In Jewish communal boardrooms in New York and Washington, all eyes are focused on the ongoing Israeli-Palestinian conflict and the tricky matter of U.S.-Israeli relations in a changing era.
But in communities around the country, many Jewish leaders have another big worry: the impending federal budget train wreck, and a state and local ripple effect that could produce real pain for needy Americans -- including many Jews.
Congress and the administration are not eager to call attention to the mounting crisis, especially not in a critical election year. But the numbers won't get any better for being ignored; indeed, putting off the day of budgetary reckoning may make the eventual crunch that much worse.
And that has huge implications for almost every item on the Jewish communal agenda. Government bookkeepers are working hard to paper over the crisis; Enron's accountants could learn a thing or two from the administration's budget director and congressional appropriators.
Still, it's getting harder to ignore facts that are coming together to create an economic critical mass.
Government revenues have been down for several years, thanks in large part to the recession, producing a return to big budget deficits. Even if the economic recovery gathers steam, the problem will continue, thanks to the huge, backloaded tax cuts demanded by the Bush administration and endorsed by Congress, with support from a significant number of Democrats.
The recent sharp declines in the stock market and the literal evaporation of trillions of dollars of wealth will add new pressure on the revenue side of the equation. At the same time, spending needs are soaring.
The ongoing war in Afghanistan carries a hefty price tag, but that's nothing compared to the projected costs of an assault on Iraq. The Pentagon is already working on the necessary buildup, and their bookkeepers' eyes are spinning in their sockets.

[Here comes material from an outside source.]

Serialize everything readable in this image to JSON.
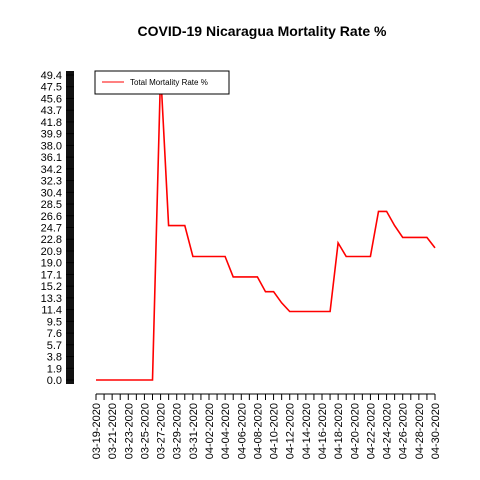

The cost of homeland security is going up by the day, and a nation that suddenly understands its vulnerability to 21st century fanatics won't complain about the cost.
At the same time, the demand for government services is growing as layoffs spread. More people out of work means more demand for a wide range of services.
And there's the 800-pound gorilla of the baby boomer retirement crisis looming just over the horizon, but already filling budget planners with dread.
Long-term economic predictions are risky, and they are riskier in this new age of market volatility. A very strong economic recovery could quickly diminish the impact of these problems.
But few economists say that's likely to happen, and many predict things could get worse before they get better.
The next Congress will have no choice but to start facing up to the budgetary carnage it helped create, and ledgers that went from big surpluses to big deficits in only two years.
Pressure on what's left of the budget after defense spending, entitlement programs and debt service will be fearsome, producing a mad scramble among lobbyists for different groups to preserve as much funding as possible for their clients.
The crunch means that new spending programs are unlikely. Many Jewish groups would like expanded child-care services to ease the pain of families who have lost welfare benefits, or expanded drug benefits for the elderly or more money for immigrant and refugee services. But with the budget in shambles, extra spending is not on the agenda.
The crunch will have a ripple effect. Already, dozens of states are facing their own budget shortfalls; the return of red ink in Washington means the federal government will not be able to ease the burden.
So local Jewish groups that get both federal and state money to provide services could face a double whammy or potentially a triple whammy. If the recent plunge in the stock market isn't quickly reversed, many Jews will find themselves with less money to contribute to the charitable organizations that will be called on to pick up the slack when government funding declines.
The accelerating budget crisis will also heighten the debate over faith based services. The Bush administration, with strong support in the Republican House, wants to shift the burden of providing important services to charitable and religious groups, a move liberal Jewish groups and church-state watchdogs oppose.
The accelerating effort to slash government funding will add to the pressure for such programs.
Aid to Israel is unlikely to be in jeopardy in the short term, but a long-term budget catastrophe will inevitably generate strong pressure on the entire aid program.
Pro-Israel leaders, worried about the huge proportion of the aid program that goes to Israel, have fought successfully for a bigger foreign aid pie in the past few years; the impending budget crisis could reverse that trend.
But it's the domestic impact of the impending budget emergency that scares Jewish groups -- the impact on needy people, including many in our own community. That, as much as the fight to protect Israel, will define Jewish activism for the next few years.